Logo pela manhã
o calor forte já indicava que aquele era mais um típico sábado de verão, e o
Sol que lhe era peculiar prometia fazer dos planos daquele grupo de amigos um
sucesso. Claro que ao final da tarde a chuva era inevitável, mas nada que
estragasse a programação daqueles jovens, muito pelo contrário, era excelente
para diminuir um pouco o calor já que ao final do dia esse fator, somado à bebida
ingerida e à farta comida consumida trazia a todos moleza e preguiça, mas isso
já era costumeiro.
As
bebidas, basicamente cerveja e uma receita de batida de amendoim caseira, já
estavam gelando desde a noite anterior e Hanz terminava de temperar a carne
enquanto curtia uma musiquinha e conversava com Brutus, seu amigo e
guarda-costas, um Rotweiller de quase um ano.
-
Olha Brutus, vê se hoje você não pula na galera quando eles chegarem, tem gente
que não gosta heim, e não quero ter que ficar mandando, se comporta.
O
cachorro, que sentado à porta da cozinha que dá saída ao quintal, admirava
maravilhado aquele festival de carnes e ficava apenas observando seu dono
naquela árdua tarefa culinária.
Sua vontade provavelmente era de se apossar
daquela bacia lotada de carne e se empanturrar mas isso pouco lhe seria
benéfico diante da autoridade de seu dono, que lhe imporia como penalidade
suplícios inimagináveis de acordo com seu estado de espírito naquele dia. Ele
não fazia idéia de que tipo de suplícios ele seria capaz de impor já que nunca
Hanz havia lhe imposto nenhum antes, mas era mais prudente não dar motivo para
descobrir.
- Vê se obedece meu, se o pessoal reclamar eu
vou te trancar lá no fundo heim!!! – prosseguiu Hanz em sua advertência, já levando
a bacia com a carne para a geladeira percebendo o olhar guloso do animal.
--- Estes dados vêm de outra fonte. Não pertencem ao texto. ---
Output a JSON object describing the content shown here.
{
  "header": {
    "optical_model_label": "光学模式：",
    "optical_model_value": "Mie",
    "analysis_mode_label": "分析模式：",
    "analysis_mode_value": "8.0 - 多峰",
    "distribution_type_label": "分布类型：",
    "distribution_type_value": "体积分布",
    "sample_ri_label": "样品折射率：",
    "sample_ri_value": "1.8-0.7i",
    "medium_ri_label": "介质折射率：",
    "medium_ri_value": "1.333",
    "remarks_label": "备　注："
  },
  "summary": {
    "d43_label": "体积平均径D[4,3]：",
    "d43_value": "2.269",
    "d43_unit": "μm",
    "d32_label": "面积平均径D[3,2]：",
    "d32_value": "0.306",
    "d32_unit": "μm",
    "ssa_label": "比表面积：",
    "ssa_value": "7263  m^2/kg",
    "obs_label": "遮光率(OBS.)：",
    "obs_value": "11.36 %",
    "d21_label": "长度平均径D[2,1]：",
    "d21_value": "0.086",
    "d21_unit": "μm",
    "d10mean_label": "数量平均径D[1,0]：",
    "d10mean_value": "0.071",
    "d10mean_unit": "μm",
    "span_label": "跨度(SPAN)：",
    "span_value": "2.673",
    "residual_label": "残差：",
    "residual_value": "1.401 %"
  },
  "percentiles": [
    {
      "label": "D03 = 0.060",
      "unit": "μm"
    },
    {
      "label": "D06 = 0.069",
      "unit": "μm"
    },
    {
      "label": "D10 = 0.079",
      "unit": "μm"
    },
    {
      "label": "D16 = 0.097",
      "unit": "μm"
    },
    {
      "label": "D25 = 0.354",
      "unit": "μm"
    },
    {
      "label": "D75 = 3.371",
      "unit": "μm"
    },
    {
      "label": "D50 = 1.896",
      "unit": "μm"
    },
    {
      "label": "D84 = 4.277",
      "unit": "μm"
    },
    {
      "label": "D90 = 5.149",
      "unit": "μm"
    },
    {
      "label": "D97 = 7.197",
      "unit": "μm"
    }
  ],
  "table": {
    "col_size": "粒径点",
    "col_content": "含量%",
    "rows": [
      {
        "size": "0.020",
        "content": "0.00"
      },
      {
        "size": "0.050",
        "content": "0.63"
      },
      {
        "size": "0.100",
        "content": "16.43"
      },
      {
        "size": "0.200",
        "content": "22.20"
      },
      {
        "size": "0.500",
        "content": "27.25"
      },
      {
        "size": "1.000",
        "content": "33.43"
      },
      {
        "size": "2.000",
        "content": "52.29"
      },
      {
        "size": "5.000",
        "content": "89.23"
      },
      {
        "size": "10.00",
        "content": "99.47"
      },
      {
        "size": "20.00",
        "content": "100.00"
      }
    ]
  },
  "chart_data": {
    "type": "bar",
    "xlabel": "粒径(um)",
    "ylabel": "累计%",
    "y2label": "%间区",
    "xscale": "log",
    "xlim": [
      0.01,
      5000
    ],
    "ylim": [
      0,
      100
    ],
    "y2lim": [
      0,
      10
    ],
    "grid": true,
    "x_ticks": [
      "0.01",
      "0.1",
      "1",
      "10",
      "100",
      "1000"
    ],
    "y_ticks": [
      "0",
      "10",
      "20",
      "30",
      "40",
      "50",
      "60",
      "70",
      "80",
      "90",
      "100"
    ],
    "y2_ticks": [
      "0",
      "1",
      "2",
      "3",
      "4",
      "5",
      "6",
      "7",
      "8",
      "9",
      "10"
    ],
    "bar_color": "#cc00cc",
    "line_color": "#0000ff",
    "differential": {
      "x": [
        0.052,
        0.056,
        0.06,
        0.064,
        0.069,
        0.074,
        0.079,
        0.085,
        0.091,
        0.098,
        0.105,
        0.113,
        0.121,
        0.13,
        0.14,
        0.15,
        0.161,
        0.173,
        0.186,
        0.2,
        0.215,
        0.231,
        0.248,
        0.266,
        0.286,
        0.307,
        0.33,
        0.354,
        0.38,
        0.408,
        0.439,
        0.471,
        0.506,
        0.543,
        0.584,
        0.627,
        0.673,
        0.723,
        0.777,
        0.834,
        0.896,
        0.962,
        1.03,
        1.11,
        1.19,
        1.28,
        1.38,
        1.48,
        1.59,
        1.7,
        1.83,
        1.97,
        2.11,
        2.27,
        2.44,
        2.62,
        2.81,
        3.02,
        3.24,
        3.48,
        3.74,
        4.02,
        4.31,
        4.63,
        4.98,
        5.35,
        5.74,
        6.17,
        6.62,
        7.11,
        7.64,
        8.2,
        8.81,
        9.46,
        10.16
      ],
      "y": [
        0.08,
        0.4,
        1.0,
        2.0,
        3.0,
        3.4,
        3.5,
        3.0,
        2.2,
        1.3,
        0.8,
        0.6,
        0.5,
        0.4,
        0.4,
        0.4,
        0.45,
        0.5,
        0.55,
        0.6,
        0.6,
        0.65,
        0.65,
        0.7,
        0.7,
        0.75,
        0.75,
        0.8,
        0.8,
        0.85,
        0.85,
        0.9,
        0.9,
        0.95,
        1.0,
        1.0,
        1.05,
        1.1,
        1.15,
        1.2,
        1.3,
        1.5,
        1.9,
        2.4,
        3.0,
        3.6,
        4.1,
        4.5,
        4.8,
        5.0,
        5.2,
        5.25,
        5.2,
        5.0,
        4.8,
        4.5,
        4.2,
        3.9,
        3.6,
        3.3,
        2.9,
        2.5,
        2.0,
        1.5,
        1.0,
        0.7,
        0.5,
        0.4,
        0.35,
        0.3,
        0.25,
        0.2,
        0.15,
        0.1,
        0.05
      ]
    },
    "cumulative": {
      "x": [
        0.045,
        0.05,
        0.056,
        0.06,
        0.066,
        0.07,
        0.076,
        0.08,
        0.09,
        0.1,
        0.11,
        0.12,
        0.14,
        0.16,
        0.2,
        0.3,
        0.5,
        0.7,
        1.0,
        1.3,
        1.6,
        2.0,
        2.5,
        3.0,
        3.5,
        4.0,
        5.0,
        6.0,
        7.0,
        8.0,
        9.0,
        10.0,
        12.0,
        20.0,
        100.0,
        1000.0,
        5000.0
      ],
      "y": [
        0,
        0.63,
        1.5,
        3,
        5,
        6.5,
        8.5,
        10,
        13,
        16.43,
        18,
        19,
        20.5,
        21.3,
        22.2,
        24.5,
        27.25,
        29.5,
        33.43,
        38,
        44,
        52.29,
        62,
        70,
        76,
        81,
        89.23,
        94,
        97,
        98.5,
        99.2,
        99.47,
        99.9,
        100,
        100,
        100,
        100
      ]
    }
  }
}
Brutus apenas se limitava a estender a língua
deixando a mostra sua salivação faminta.
O
guarda-costas só abandonou seu posto quando ouviu a buzina familiar em frente ao
portão.
Parece
que as recomendações do dono foram inúteis pois Brutus já se encontrava a
postos para recepcionar os convidados que começavam a chegar.
- Calma aí Renzo, já to indo aí!!! – gritou
Hanz da porta da cozinha antes de ir buscar as chaves.
-
Eheheh, e aí Cara-Preta como você ta grandão? O preguiçoso do seu pai já
arrumou as coisas? – Renzo adora esse animal, pelo seu biotipo aparentaria
melhor ser o dono do cachorro, e era como se o fosse, tamanha afeição que
nutria por ele que o levava para passear de vez em quando.
- E
aí meu, beleza? Como que você tá?
- Ah, tudo certo fiu. Pra variar briguei com a
Bi ontem, mas tudo bem. Olha aqui o que eu trouxe... aquela maionese que minha
mãe faz...
- Bom, menos mal, se trouxe a comida... as
brigas de vocês já não são novidade.
Hanz
saúda o amigo, que também é saudado pelo amigo Brutus que quase derruba a
travessa de salada de maionese que ele trazia.
- Porra Brutus, eu acabei de falar meu!! –
grita Hanz com o desobediente animal que o ignora por completo.
Renzo de desvencilha do mesmo e ruma à
geladeira para guardar a preciosa encomenda.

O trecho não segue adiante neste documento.